Data analysis - HyperGeo

By the terms “data analysis” is meant in statistics a set of multi-dimensional descriptive methods. These methods generally require information organised in the following way: “n” statistic individuals (spatial entities, households, firms…) described by “p” variables. These methods allow summarising information contained in data tables with large dimensions (table n lines x p columns). Two “families” of methods may be distinguished:

– Factor analyses : they consist in transforming the initial data table into a new table containing the same information, but in a hierarchically organised form. It is composed of factor axes. The first factor axis corresponds to the linear combination of initial variables which most differentiates the individuals from each other. It presents maximal variance. Factor axes are independent from each other and ordered in function of their variance. Generally a small number of factor axes (three or four) is sufficient to express the essential part of the information contained in the initial table. Interpretation of these factor axes allows to enlighten the form of interrelations between the studied variables and the similarities and dissimilarities between individuals with regard to these variables. The two most commonly used methods are the principal components analysis (appropriate for heterogeneous data combining variables expressed into different scales of measure, or also for variables expressed in percents) and correspondence analysis (appropriate for contingency tables or tables of qualitative variables).
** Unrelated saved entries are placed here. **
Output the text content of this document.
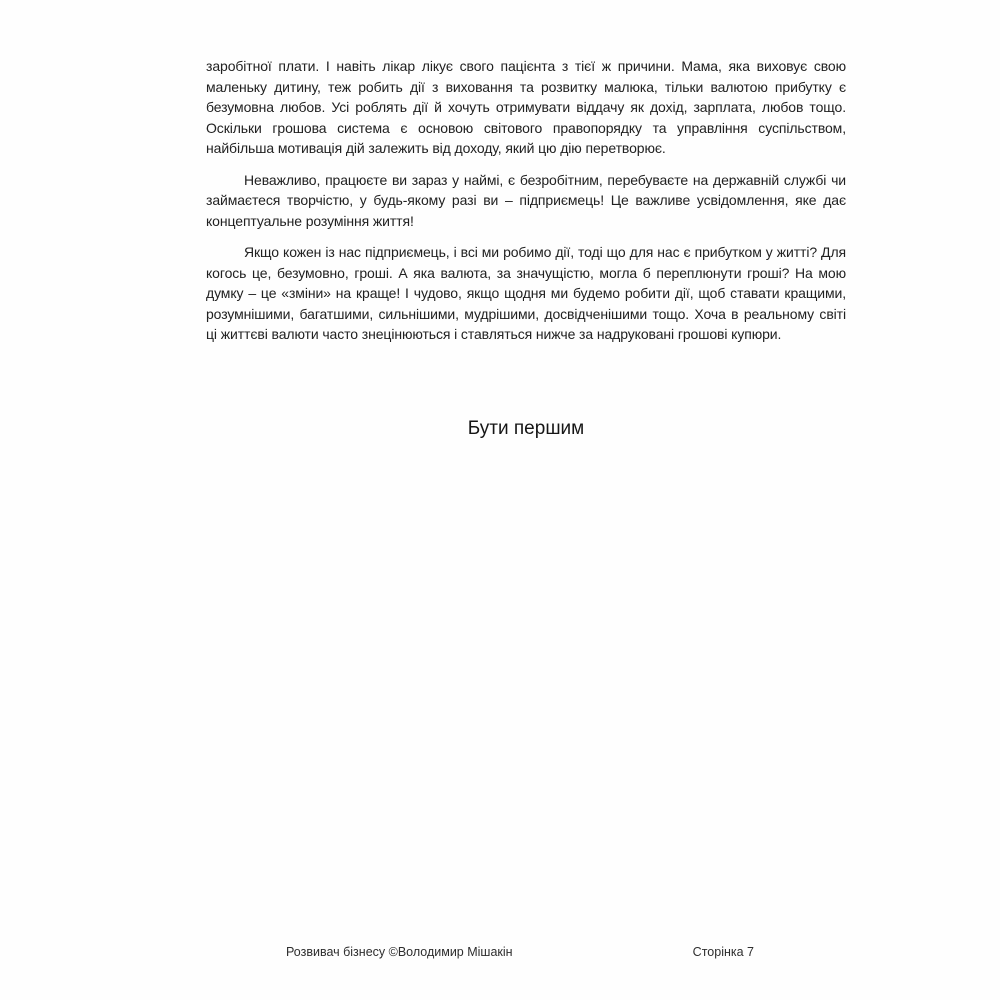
заробітної плати. І навіть лікар лікує свого пацієнта з тієї ж причини. Мама, яка виховує свою маленьку дитину, теж робить дії з виховання та розвитку малюка, тільки валютою прибутку є безумовна любов. Усі роблять дії й хочуть отримувати віддачу як дохід, зарплата, любов тощо. Оскільки грошова система є основою світового правопорядку та управління суспільством, найбільша мотивація дій залежить від доходу, який цю дію перетворює.

Неважливо, працюєте ви зараз у наймі, є безробітним, перебуваєте на державній службі чи займаєтеся творчістю, у будь-якому разі ви – підприємець! Це важливе усвідомлення, яке дає концептуальне розуміння життя!

Якщо кожен із нас підприємець, і всі ми робимо дії, тоді що для нас є прибутком у житті? Для когось це, безумовно, гроші. А яка валюта, за значущістю, могла б переплюнути гроші? На мою думку – це «зміни» на краще! І чудово, якщо щодня ми будемо робити дії, щоб ставати кращими, розумнішими, багатшими, сильнішими, мудрішими, досвідченішими тощо. Хоча в реальному світі ці життєві валюти часто знецінюються і ставляться нижче за надруковані грошові купюри.

Бути першим
Розвивач бізнесу ©Володимир Мішакін	Сторінка 7
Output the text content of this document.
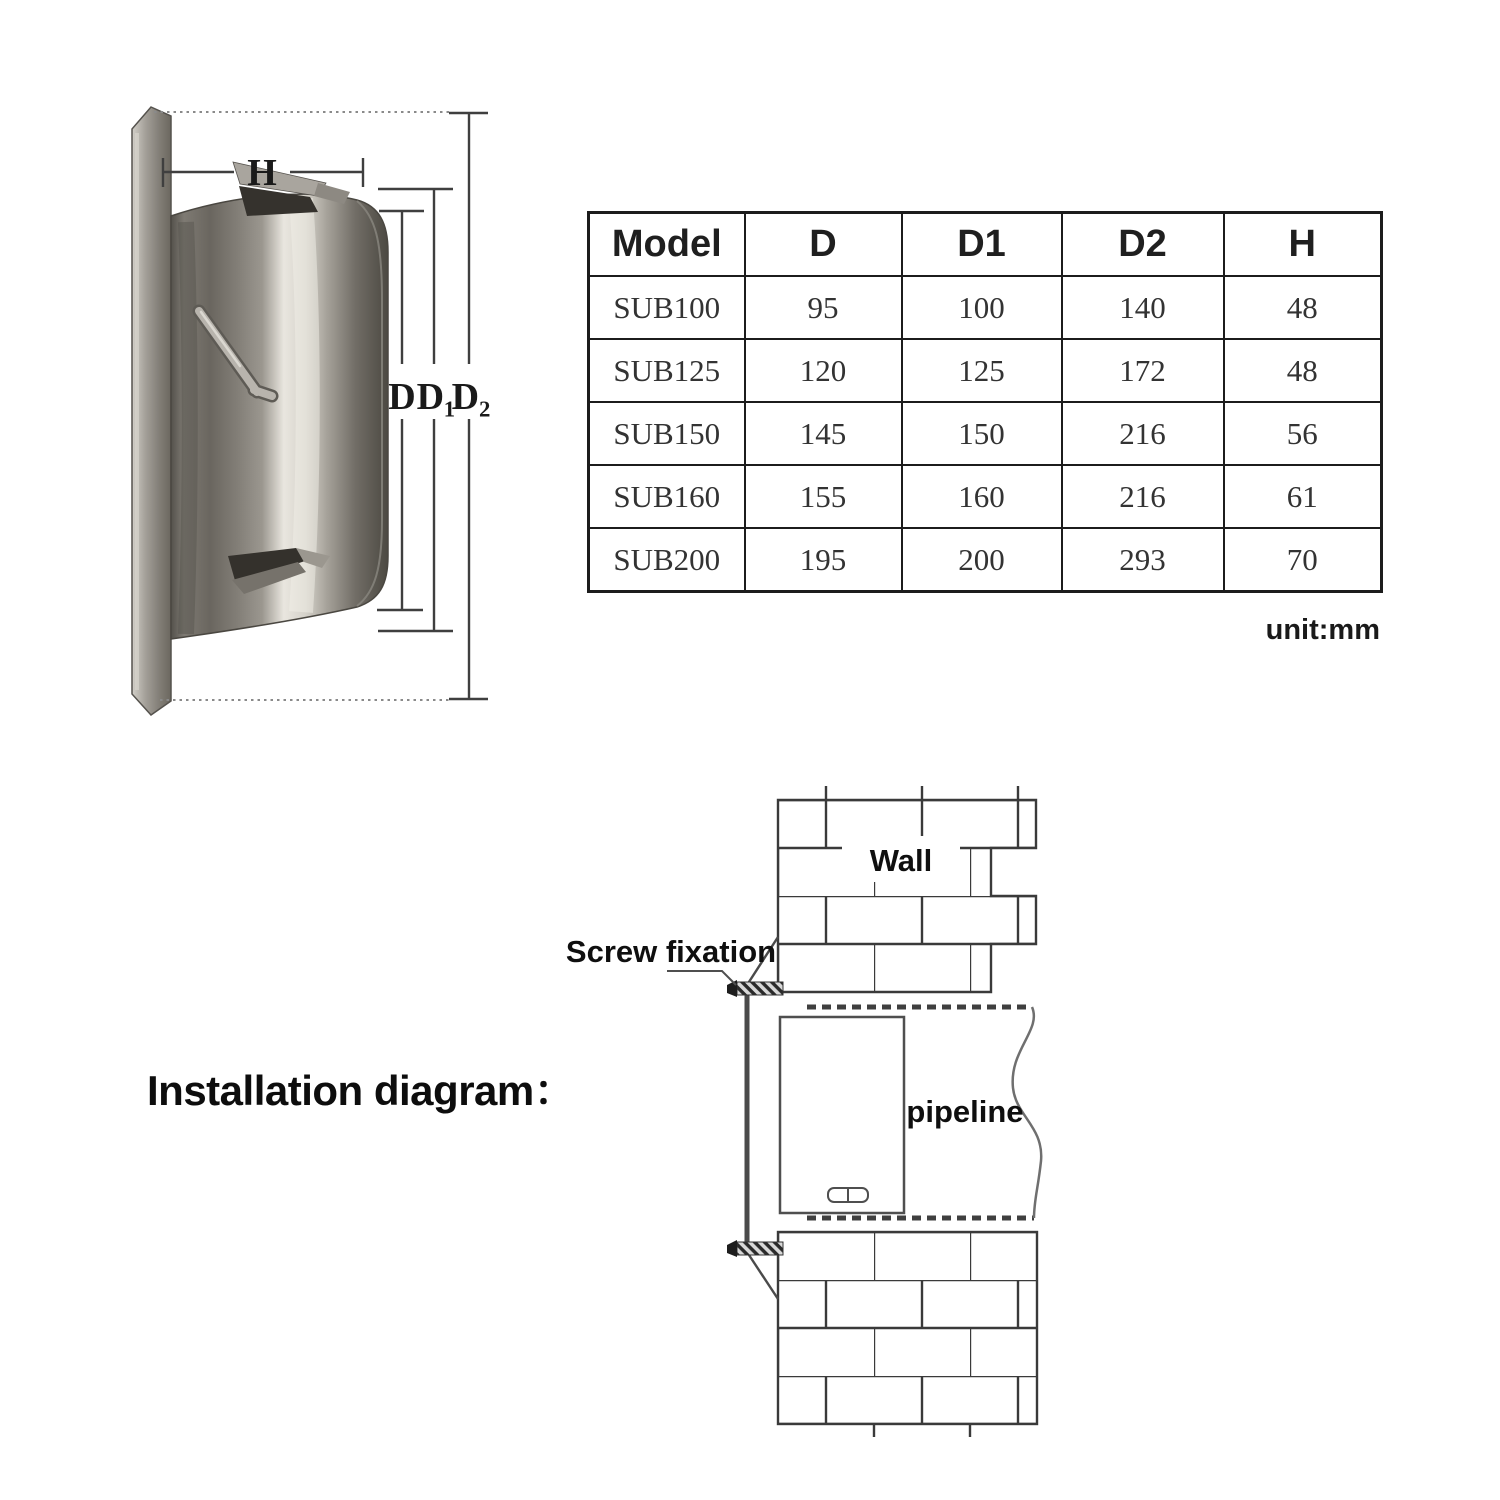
H
D D₁
D₂
Wall
Screw fixation
pipeline
Model	D	D1	D2	H
SUB100	95	100	140	48
SUB125	120	125	172	48
SUB150	145	150	216	56
SUB160	155	160	216	61
SUB200	195	200	293	70
unit:mm
Installation diagram：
– Classifications : they allow working typologies out and grouping individuals into classes according to their similarities with respect to all variables. A criterion frequently used from a technical point of view is to search for the classification that minimises intra-classes variance (variability among individuals of a same class) and maximises inter-classes variance (variability among classes). The most classical methods are the ascending hierarchical classification and the classification by K-means clustering.